De la solidarité des pays riches à l’égard des pays pauvres

Depuis quelques années, plusieurs études ont été réalisées en utilisant des modèles mathématiques pour tenter d’établir des projections, au niveau mondial, des modalités possibles de propagation d’une nouvelle pandémie humaine de grippe d’origine aviaire, et de la mortalité qu’elle pourrait causer8. Ces projections, dont le but est d’essayer d’identifier les stratégies de prévention et de lutte les plus efficaces, intègrent différents paramètres variables, tels que les différents degrés possibles de contagiosité interhumaine du nouveau virus, les différents pays où pourrait émerger l’épidémie, les différentes modalités (prophylactiques ou curatrices) d’utilisation des médicaments antiviraux aujourd’hui disponibles, les différentes mesures préventives non médicamenteuses (utilisation de masques, interruption du trafic aérien, fermeture des écoles, isolement, quarantaine) …

Une étude très récente9 conclut à une inefficacité des mesures telles que l’interruption des transports aériens, à une efficacité importante de mesures fondées sur le traitement rapide des personnes infectées par des médicaments antiviraux10, et ce malgré le développement probablement inévitable d’une proportion de virus résistants à ces médicaments11 et à une réduction d’autant plus importante de la mortalité, et un retard d’autant plus important de la propagation de l’épidémie (laissant ainsi le temps de développer un vaccin) que ces médicaments seraient immédiatement disponibles et utilisés dans tous les pays où débuterait et se diffuserait l’épidémie12.

Si l’on considère la localisation géographique de plus de 300 personnes qui ont été infectées par le virus de la grippe aviaire durant les cinq dernières années, il est hautement probable que les pays où émergerait une pandémie grippale humaine d’origine aviaire seraient des pays pauvres. Or, actuellement, les rares pays qui ont constitué des stocks importants de médicaments antiviraux (permettant de traiter environ 10 % de leur population) sont des pays riches : des pays d’Europe de l’Ouest, dont le nôtre, les États-Unis, le Canada, l’Australie, la Nouvelle-Zélande et le Japon13. Les ambassades de certains de ces pays disposent de stocks pour traiter leurs ressortissants s’ils étaient infectés ou exposés dans un pays étranger, mais ne prévoient pas d’en faire bénéficier les habitants de ces pays qui seraient infectés. La stratégie de protection des pays riches est donc actuellement exclusivement fondée sur une utilisation sélective des médicaments antiviraux restreinte aux habitants des pays riches (ou plutôt à certains d’entre eux).

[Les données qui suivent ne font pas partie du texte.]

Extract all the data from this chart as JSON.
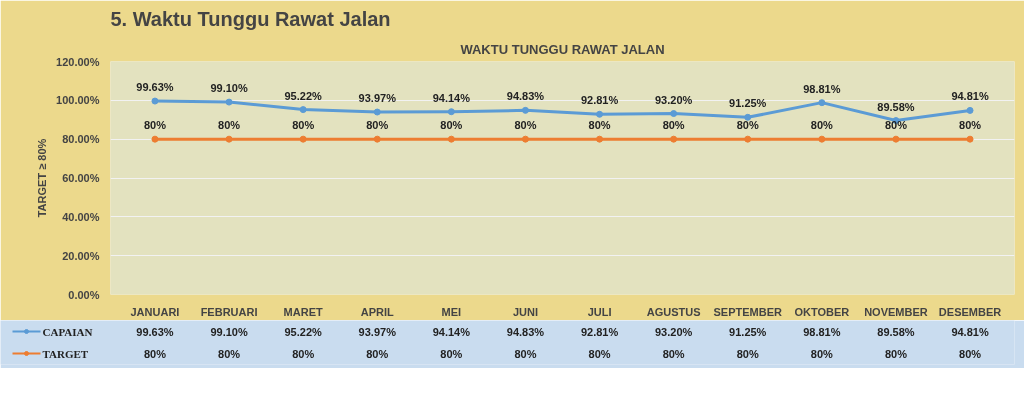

Pourtant, si ces pays riches faisaient don d’une petite partie (5 % à 10 %) de leurs stocks de médicaments antiviraux à l’Organisation mondiale de la santé (Oms), et que l’Oms pouvait ainsi utiliser ces médicaments aux endroits et aux moments où ils seraient nécessaires à travers le monde, non seulement la mortalité serait très fortement réduite dans les pays pauvres, mais la mortalité serait aussi très fortement réduite dans les pays riches qui détiennent ces stocks, en raison d’une diminution au niveau mondial de la propagation de l’infection14. Protéger les autres lorsqu’ils sont menacés n’est pas seulement un impératif d’ordre éthique : cela peut aussi se révéler être une approche qui nous protège.

Chacun pour soi?

Les politiques de lutte contre les maladies émergentes se caractérisent aujourd’hui par un manque flagrant de solidarité de la part des pays riches à l’égard des pays pauvres, qui sont aussi les plus menacés. Mais, de manière paradoxale, ces politiques se caractérisent aussi par un effort de solidarité que réalisent les pays pauvres, à leurs propres dépens, envers les pays riches. Il en est ainsi des recherches visant actuellement à élaborer un vaccin contre la pandémie de grippe aviaire. Les pays pauvres les plus atteints envoient les prélèvements biologiques d’oiseaux et de personnes infectés à l’Oms et aux laboratoires de référence internationaux qui isolent et caractérisent les virus, et les confient ensuite à des sociétés privées pharmaceutiques qui élaborent des vaccins qu’elles brevètent et vendront – cher – aux pays riches. L’Indonésie, où 80 personnes sont mortes à ce jour d’infection par le virus H5N1 (la moitié des décès dus à l’infection dans le monde depuis 2 ans et demi), a provoqué en février 2007 une très grande surprise en révélant avoir établi un accord exclusif avec une société privée pharmaceutique internationale. L’Indonésie annonçait un arrêt de ses envois de prélèvements biologiques à l’Oms : ils seraient désormais envoyés à la société pharmaceutique qui, en échange, s’engageait à fournir en priorité, et à un tarif préférentiel, le vaccin à la population indonésienne. L’Oms et les pays riches condamnèrent immédiatement cette initiative. Ainsi, quand ce sont les autres, les plus pauvres, qui sont exclus des avancées de la médecine, cette inégalité – habituelle – ne suscite que l’indifférence. Mais quand c’est nous qui risquons d’être exclus, cette exclusion nous apparaît soudain comme une situation scandaleuse et inacceptable. Confier la protection de la santé aux seules lois du marché est source d’inégalités et d’exclusion – d’un chacun pour soi aux dépens des autres, autres dont nous pourrions aussi, paradoxalement, faire un jour partie. Seule, une régulation internationale fondée sur la solidarité peut permettre d’élaborer des solutions équitables pour tous.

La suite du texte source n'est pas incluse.